Since the Struggle Street controversy, TV stations and other local media have tended to tread carefully when it comes to focusing on poverty and disadvantage, other than in a purely news reporting environment. Likewise, many charity organisations have toned down their photographic coverage. Where we once saw distressing pictures of emaciated children with their ribs sticking through, organisations fighting third world hunger now focus on less confronting images, extolling the results of their various programs.

Manila street. Image: justonewayticket.com (a travel blog)

A more recent form of gratuitous voyeurism when it comes to those living in poverty is the number of personal vlogs on YouTube taking viewers on a walk through some of the world’s worst slums in countries like India and the Philippines. Manila’s sprawling shanty towns are a popular destination for these vloggers who have little regard for the privacy of the families who live there as they waltz through their ramshackle buildings, filming every daily activity in high definition 4k.

Their rationale is that they are focusing attention on some of the world’s most impoverished people, but the intrusive, in your face, nature of their filming smacks entirely of poverty porn. In some of the vlogs, nearly all filmed by well to do foreign tourists, slum kids and adults are treated to free food including ice-cream, with the vloggers noting that they have done their ‘good deed’ for the day. It’s one way of relieving the guilt of the privileged for just a few hundred pesos.

If the latter is the soft core version of poverty porn then a current US aberration, focusing on the Kensington area of Philadelphia is clearly the hardest of hard core.

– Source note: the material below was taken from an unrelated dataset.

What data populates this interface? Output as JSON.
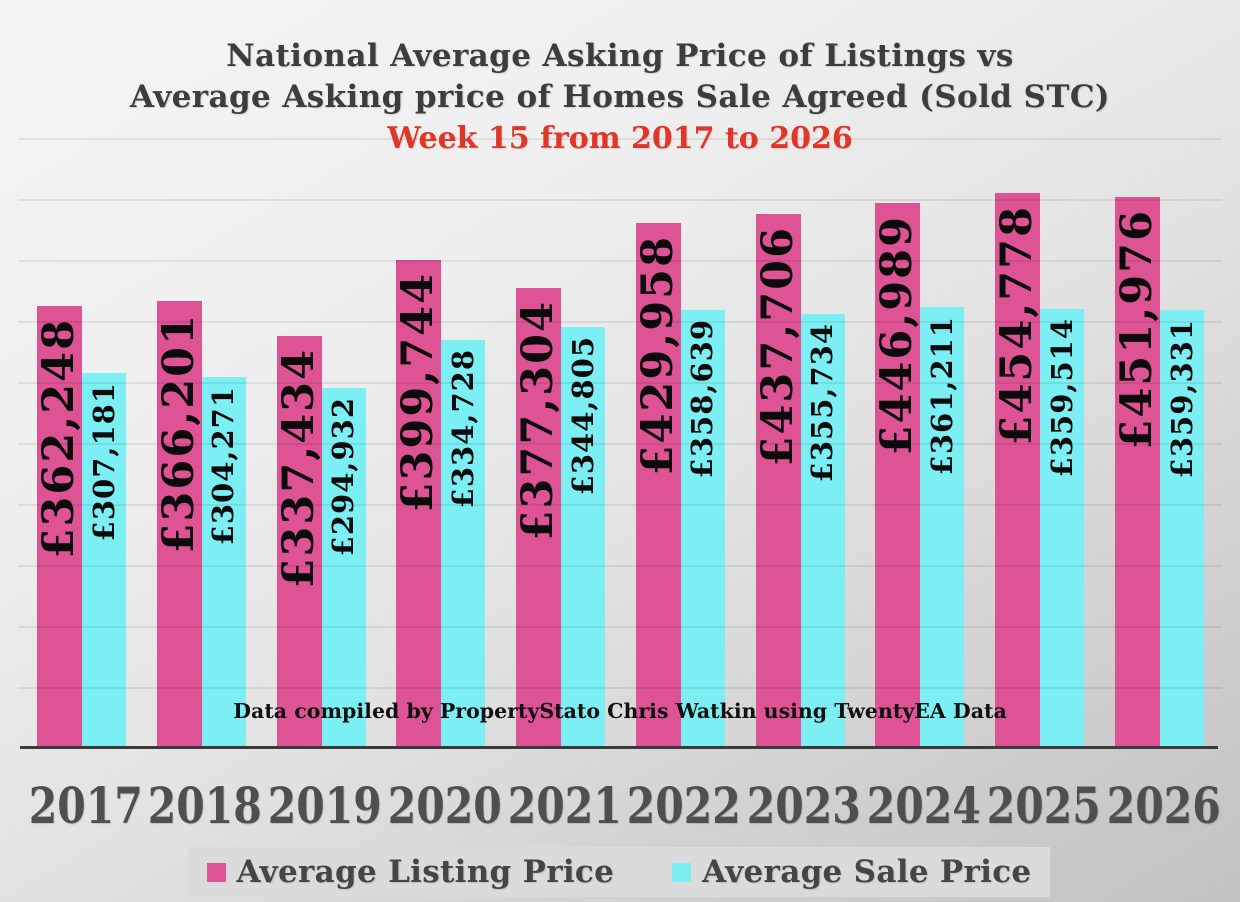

Best described as one of the poorest areas in one of America’s poorest cities, Kensington has become a refuge for the homeless and the severely drug addicted. There are now over seventy YouTube channels regularly recording their ongoing trauma for public consumption, many of them  monetising their vlogs through the  YouTube Partner Program and advertising revenue.

Kensington cam, Philadelphia.

According to the Philadelphia Citizen:

“These days, it’s as common to see volunteers passing out food on the sidewalks of Kensington Avenue as it is to see people prowling the pavement with iPhones, recording people suffering in public view.”

Perhaps the sickest of all the YouTube channels are those that offer a 24/7 multi webcam coverage of the homeless and drug addicted gathering throughout the North Kensington hood. There are numerous close ups and a live chat where viewers discuss the destitute as if they were players in some kind of bizarre soap opera. The comments are often derogatory,  ridiculing lurched-over fentanyl addicts and applying crude nicknames to many of the regulars.

It’s unlikely we will ever see such a gross violation of people’s privacy in Australia with webcams (for example, in Woolloomooloo’s Walla Mulla Park or Tom UrenPlace) and thank god for that. Clearly there are much better ways of highlighting poverty without turning it into a spectator sport.